It has been a crazy spring here in Central Illinois, with a continuous string of record-breaking temperature. The plants are in absolute fast-forward. Spring ephemerals, trees, shrubs and perennials alike are budding out and bursting forth all at once. I wouldn’t be surprised if I look outside this morning to see my garden in its full summer glory.
As I’ve walked around the garden each day this week, trying to decide which plant I’d learn and feature, one gorgeous spring daffodil consistently caught my attention — Narcissus ‘Barrett Browning’. I planted several clumps of this daffodil in the fall of 2010, when Kylee Baumle (Our Little Acre) and I challenged each other to a bulb-planting contest that ended up with both of us planting more than 1,000 bulbs. This spring, when many of the spring flowers are fading quickly in the heat, ‘Barrett Browning’ has been a true star.
Narcissus has been a spring mainstay for centuries. The name of the genus comes from Greek mythology. According to the myth, Narcissus was a hunter of unusual beauty who was so enamored with himself he felt disdain for all who might love him. When Nemesis (the spirit of divine retribution) saw Narcissus and his pride, she attracted him to a pool of water where he saw his reflection.

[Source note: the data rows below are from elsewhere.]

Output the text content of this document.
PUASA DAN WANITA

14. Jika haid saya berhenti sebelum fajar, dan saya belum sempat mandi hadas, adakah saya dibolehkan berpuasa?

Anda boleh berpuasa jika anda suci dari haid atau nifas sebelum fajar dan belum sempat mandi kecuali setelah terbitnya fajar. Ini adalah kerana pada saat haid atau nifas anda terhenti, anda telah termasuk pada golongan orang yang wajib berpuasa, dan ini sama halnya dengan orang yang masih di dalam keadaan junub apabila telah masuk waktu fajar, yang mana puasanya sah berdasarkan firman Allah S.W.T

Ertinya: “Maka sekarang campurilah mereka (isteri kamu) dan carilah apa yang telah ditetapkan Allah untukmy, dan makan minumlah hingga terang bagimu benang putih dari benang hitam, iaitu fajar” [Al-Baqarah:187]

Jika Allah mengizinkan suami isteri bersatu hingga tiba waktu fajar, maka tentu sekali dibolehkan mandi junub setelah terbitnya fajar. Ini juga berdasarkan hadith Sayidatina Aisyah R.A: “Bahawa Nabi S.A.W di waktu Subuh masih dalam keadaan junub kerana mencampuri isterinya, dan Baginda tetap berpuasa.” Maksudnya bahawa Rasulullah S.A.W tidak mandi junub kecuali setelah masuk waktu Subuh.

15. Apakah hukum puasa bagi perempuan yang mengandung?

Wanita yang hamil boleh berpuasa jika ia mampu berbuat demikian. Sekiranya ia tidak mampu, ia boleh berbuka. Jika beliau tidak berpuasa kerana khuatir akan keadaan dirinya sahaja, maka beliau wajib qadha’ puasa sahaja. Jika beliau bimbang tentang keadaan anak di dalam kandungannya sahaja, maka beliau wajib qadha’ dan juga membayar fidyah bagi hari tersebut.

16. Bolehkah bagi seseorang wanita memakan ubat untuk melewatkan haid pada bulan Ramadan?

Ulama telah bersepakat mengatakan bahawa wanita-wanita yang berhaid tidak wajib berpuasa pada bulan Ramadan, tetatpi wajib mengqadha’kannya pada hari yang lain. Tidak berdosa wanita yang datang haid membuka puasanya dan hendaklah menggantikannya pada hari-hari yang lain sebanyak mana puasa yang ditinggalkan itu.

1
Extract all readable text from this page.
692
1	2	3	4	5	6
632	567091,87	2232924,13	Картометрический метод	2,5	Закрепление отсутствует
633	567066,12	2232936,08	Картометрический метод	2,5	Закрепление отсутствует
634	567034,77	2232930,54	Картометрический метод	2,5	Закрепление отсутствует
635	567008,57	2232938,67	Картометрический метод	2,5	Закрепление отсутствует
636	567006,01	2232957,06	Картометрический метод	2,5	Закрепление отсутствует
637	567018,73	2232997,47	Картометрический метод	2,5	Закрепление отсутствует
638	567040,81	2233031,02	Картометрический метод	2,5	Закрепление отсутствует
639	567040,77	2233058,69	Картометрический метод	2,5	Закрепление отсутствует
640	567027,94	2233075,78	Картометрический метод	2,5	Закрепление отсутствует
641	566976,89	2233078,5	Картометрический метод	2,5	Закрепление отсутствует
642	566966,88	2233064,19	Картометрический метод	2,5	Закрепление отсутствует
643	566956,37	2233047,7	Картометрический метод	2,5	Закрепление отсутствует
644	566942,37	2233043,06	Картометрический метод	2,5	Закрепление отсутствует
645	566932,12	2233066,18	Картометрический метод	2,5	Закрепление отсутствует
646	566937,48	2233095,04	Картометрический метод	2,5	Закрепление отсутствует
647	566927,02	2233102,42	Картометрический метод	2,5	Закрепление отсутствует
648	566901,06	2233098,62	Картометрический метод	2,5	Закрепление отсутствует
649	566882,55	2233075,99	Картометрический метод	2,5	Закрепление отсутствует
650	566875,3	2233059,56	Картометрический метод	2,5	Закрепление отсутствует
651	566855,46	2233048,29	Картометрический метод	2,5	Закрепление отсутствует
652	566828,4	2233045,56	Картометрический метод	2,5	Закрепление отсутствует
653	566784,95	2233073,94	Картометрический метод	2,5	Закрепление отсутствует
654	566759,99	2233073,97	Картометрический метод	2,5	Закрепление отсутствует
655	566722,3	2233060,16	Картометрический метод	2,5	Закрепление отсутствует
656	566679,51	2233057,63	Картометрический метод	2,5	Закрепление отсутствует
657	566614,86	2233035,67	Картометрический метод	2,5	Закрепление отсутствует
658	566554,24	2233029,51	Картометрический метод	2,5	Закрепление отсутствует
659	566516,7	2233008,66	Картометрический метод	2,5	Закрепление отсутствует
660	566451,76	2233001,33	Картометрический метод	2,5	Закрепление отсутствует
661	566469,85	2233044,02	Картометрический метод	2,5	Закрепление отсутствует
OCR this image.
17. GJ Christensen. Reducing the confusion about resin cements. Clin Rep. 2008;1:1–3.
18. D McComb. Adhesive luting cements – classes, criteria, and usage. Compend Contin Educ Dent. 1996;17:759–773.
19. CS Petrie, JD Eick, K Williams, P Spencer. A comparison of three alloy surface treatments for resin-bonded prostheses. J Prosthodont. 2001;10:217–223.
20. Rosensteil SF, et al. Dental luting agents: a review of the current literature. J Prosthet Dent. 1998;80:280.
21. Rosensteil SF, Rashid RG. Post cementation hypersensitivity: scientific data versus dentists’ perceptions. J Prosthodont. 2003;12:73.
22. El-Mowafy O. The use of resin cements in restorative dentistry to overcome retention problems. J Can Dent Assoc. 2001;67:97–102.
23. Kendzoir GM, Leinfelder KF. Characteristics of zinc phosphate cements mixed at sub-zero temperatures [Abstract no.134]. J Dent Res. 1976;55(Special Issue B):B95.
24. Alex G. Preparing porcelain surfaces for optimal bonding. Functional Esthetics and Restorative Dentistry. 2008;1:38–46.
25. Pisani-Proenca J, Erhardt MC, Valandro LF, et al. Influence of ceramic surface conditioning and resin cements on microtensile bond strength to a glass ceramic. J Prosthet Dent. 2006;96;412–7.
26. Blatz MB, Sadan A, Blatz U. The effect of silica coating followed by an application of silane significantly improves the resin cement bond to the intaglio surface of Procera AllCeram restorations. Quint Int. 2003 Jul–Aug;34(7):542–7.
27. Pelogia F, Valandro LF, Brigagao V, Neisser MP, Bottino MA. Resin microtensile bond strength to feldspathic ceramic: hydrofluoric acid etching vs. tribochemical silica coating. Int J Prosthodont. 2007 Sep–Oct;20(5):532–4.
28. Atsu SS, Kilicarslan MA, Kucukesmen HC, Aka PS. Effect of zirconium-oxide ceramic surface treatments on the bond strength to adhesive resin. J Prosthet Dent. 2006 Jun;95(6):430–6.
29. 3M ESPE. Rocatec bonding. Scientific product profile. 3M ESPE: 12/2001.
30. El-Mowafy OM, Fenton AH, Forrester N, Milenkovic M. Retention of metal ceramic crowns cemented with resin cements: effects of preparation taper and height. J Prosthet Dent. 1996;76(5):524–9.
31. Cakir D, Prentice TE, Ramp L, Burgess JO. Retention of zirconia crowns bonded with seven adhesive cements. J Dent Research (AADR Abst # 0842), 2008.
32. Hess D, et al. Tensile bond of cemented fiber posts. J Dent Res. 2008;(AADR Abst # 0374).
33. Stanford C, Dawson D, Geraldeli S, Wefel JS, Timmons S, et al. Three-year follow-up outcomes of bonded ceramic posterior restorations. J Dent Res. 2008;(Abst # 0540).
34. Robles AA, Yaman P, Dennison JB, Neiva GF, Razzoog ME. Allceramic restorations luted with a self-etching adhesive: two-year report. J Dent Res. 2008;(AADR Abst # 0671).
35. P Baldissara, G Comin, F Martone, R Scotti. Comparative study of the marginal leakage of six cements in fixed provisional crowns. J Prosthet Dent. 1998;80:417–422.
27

|Narcissus by Caravaggio (Wikimedia Commons)|
He was so taken by his own beauty, he started at the image in the water until he died. The myth concludes with a flower growing in the place where he perished — the Narcissus.
Jump forward several thousand years and countless hybridizations and we have the wonderful world of daffodils. The American Daffodil Society says there are between 40 and 200 different daffodil species and over 25,000 named cultivars. ‘Barrett Browning’ is just one of them.
According to Brent and Becky’s Bulbs, ‘Barrett Browning’ is 3 WWY-O daffodil.
What, you say? Exactly, I was a bit confused by the secret code myself.
The American Daffodil Society cleared up my confusion by explaining what the codes meant. The first number is the division. Daffodils are divided into 13 different divisions. ‘Barrett Browning’ belongs to Division 3 — the “small cupped daffodils” — defined as having one flower per stem, with a cup (the center part of the flower) no more than 1/3 the length of the petals. The first three letters in the code describe the color of the flower’s petals (or perianth). The first letter describes the outside edge; the second, the middle of the petals; finally the third letter identifies the color of the part of the petals nearest to the cup (or corona). The last letter in the code identifies the color of the cup itself.
In the case of ‘Barrett Browning’, the code is 3 WWY-O, short for Division 3, White (outer petal), White (middle petal), Yellow (inner petal), Orange (cup).
But what’s in a name? I will admit that when I first purchased this daffodil, I figured it was named after some British guy named Barrett. It’s been a long time since high school literature, and it didn’t even occur to me that this daffodil’s namesake is Elizabeth Barrett Browning, the 19th-century English romantic poet whose interest in Greek literature formed the basis of much of her work.
Among her most famous work is Sonnets from the Portuguese, a collection of poems she wrote for poet and playwright Robert Browning, whom Elizabeth would eventually marry.
Perhaps you’ll recognize Sonnet 43 in this collection:
- How do I love thee? Let me count the ways.
- I love thee to the depth and breadth and height
- My soul can reach, when feeling out of sight
- For the ends of Being and ideal Grace.
- I love thee to the level of everyday’s
- Most quiet need, by sun and candlelight.
- I love thee freely, as men strive for Right;
- I love thee purely, as they turn from Praise.
- I love thee with the passion put to use
- In my old griefs, and with my childhood’s faith.
- I love thee with a love I seemed to lose
- With my lost saints,—I love thee with the breath,
- Smiles, tears, of all my life!—and, if God choose,
- I shall but love thee better after death.
It’s easy to see how the name ‘Barrett Browning’ was chosen for such a beautiful Narcissus — a genus steeped in the Greek tradition that Elizabeth Barrett Browning held dear. I know that I will never be able to walk through my garden in springtime without her beautiful verse echoing in my mind.